Georg Simeoni, presidente dell’AVS – Alpenverein Südtirol, ha detto di aspettarsi un’estate come le altre, magari con meno turisti dall’estero. “Però - ha sottolineato - la gente che va in montagna sa che deve comportarsi in una certa maniera”. Da parte di gestori e ospiti, ha aggiunto, c’è soddisfazione per il fatto di avere regole e consigli su come comportarsi. Si è detto però rammaricato per il fatto che le regole siano un po’ diverse nelle varie province e regioni. 

Silverio Giurgevich, presidente del CAI Friuli Venezia Giulia, ha evidenziato che i valori di mutuo soccorso, rispetto reciproco e condivisione, tradizionalmente espressi dal Cai, renderanno più semplice l’approccio alle nuove regole, anche se cruciale sarà il comportamento responsabile di ciascuno. 

Dell’importanza di avere regole uniformi e di veder collaborare i diversi club alpini, che rappresentano centomila soci, e la Fondazione, ha parlato anche Renato Frigo, presidente del CAI Veneto.

Per Claudio Sartori, presidente del CAI Alto Adige, sarà basilare la prenotazione, che è obbligatoria per il pernottamento e consigliata per il pranzo. Le nuove regole, ha ricordato, accentuano l’importanza, non nuova, di programmare e organizzare con attenzione le escursioni. “La gente c’è – ha detto - ed ha voglia di andare in montagna. Importante sarà il rispetto per il prossimo”.

Ezio Alimonta, presidente dell’Associazione Rifugi del Trentino ha ricordato che i rifugi svolgono un’importante funzione di presidio, di ricovero e di aiuto. Tra le azioni concrete che si possono attuare, ha aggiunto, ci sono la riduzione della capacità nelle sale e nelle stanze e l’utilizzo di lenzuola usa e getta. Sul rispetto delle distanze, ha notato, influiranno anche le condizioni meteorologiche.

Mario Fiorentini, presidente dell'Associazione Gestori di Rifugio della Regione Veneto, ha posto l’accento sulla centralità del gestore del rifugio e sul cambio di regole nei rapporti con gli ospiti, che devono essere informati al meglio sulle nuove disposizioni. Oltre all’atrezzatura, ha aggiunto, sarà importante anche la cultura dell’andare in montagna.

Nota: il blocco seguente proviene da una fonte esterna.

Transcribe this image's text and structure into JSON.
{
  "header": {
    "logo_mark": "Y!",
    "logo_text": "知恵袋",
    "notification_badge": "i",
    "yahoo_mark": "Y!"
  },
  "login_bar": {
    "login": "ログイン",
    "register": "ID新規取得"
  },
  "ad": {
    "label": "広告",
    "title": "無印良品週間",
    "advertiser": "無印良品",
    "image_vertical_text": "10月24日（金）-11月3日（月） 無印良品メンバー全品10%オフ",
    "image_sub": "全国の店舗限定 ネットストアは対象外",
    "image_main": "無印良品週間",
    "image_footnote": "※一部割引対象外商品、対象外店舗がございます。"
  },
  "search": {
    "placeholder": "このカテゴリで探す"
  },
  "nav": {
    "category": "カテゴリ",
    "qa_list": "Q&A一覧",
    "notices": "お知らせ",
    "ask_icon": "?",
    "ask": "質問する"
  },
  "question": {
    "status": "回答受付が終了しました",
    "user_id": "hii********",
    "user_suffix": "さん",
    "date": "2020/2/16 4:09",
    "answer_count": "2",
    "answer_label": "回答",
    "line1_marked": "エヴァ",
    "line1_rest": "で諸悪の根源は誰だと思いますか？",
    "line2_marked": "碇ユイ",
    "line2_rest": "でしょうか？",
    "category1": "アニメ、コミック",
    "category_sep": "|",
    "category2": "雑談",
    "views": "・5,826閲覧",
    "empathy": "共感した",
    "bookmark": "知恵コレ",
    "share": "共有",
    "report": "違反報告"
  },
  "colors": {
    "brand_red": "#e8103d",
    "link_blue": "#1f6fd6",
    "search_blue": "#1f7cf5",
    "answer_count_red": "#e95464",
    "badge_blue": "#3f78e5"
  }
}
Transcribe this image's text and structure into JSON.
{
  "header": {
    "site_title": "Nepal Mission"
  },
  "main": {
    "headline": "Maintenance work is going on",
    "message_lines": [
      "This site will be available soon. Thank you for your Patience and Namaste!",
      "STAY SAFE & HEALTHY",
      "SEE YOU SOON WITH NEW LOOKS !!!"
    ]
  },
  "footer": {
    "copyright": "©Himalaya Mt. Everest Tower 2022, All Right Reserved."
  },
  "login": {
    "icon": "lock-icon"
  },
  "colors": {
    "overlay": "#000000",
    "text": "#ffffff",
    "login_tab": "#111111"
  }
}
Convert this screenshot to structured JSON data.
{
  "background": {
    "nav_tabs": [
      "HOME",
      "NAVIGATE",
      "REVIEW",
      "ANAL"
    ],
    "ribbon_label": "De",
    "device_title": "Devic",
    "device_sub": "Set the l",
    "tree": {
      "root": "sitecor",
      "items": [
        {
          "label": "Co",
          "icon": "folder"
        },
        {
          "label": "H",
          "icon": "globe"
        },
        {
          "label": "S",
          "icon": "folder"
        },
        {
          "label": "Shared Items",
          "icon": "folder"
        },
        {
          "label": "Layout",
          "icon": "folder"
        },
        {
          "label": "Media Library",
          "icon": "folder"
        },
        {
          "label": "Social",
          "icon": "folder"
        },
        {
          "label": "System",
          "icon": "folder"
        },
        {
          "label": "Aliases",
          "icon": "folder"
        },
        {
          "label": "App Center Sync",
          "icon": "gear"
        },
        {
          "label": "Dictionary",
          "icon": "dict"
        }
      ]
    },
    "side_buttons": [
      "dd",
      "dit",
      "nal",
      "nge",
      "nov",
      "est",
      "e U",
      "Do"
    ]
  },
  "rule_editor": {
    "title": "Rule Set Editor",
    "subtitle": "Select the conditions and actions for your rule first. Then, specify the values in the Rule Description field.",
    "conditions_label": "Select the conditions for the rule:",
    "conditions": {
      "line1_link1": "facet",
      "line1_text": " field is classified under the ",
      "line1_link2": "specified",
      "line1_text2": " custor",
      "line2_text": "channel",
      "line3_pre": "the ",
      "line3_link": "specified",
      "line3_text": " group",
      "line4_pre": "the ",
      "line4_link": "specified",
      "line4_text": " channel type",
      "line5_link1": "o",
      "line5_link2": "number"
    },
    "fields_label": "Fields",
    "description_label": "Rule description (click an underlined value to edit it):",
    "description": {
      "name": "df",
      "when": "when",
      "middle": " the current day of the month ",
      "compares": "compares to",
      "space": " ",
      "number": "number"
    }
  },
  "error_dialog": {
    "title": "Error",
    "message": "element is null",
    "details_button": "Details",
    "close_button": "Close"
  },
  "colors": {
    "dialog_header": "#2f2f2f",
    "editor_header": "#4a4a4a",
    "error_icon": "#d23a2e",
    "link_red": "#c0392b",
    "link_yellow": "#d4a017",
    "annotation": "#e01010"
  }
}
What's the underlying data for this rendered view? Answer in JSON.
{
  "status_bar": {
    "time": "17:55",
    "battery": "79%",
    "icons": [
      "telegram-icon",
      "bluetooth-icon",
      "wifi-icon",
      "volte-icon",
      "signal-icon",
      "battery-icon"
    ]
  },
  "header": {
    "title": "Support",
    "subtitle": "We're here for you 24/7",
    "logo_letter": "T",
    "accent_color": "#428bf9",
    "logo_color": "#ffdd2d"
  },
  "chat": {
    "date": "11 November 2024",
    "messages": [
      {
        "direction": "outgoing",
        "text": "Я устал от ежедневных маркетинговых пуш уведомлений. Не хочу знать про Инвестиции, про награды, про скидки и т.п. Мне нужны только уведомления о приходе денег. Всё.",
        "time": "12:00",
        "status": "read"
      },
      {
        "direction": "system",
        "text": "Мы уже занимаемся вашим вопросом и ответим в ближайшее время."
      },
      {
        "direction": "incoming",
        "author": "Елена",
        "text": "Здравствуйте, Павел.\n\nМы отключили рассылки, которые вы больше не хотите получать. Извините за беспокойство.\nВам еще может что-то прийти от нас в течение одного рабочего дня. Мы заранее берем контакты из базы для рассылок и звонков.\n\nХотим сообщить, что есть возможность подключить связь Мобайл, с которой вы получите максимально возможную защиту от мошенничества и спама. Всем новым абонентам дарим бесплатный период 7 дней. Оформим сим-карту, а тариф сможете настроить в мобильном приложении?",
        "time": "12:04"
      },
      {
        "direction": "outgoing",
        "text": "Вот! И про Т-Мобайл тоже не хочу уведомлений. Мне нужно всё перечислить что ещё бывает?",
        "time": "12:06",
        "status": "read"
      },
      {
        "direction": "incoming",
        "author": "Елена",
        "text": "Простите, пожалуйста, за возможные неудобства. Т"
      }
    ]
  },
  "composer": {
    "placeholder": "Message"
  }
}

Roberto Bertoldi, vicepresidente della SAT – Società Alpinisti Tridentini, ha ricordato, a proposito delle prenotazioni, che in montagna il tempo cambia repentinamente costringendo gli escursionisti a modificare i loro programmi. Per questo sarà comunque indispensabile tenere conto che ci sono situazioni per cui si renderà necessario dare ricovero e rifugio agli escursionisti. Ha ricordato inoltre che esistono strutture, come i bivacchi, che non sono presidiate.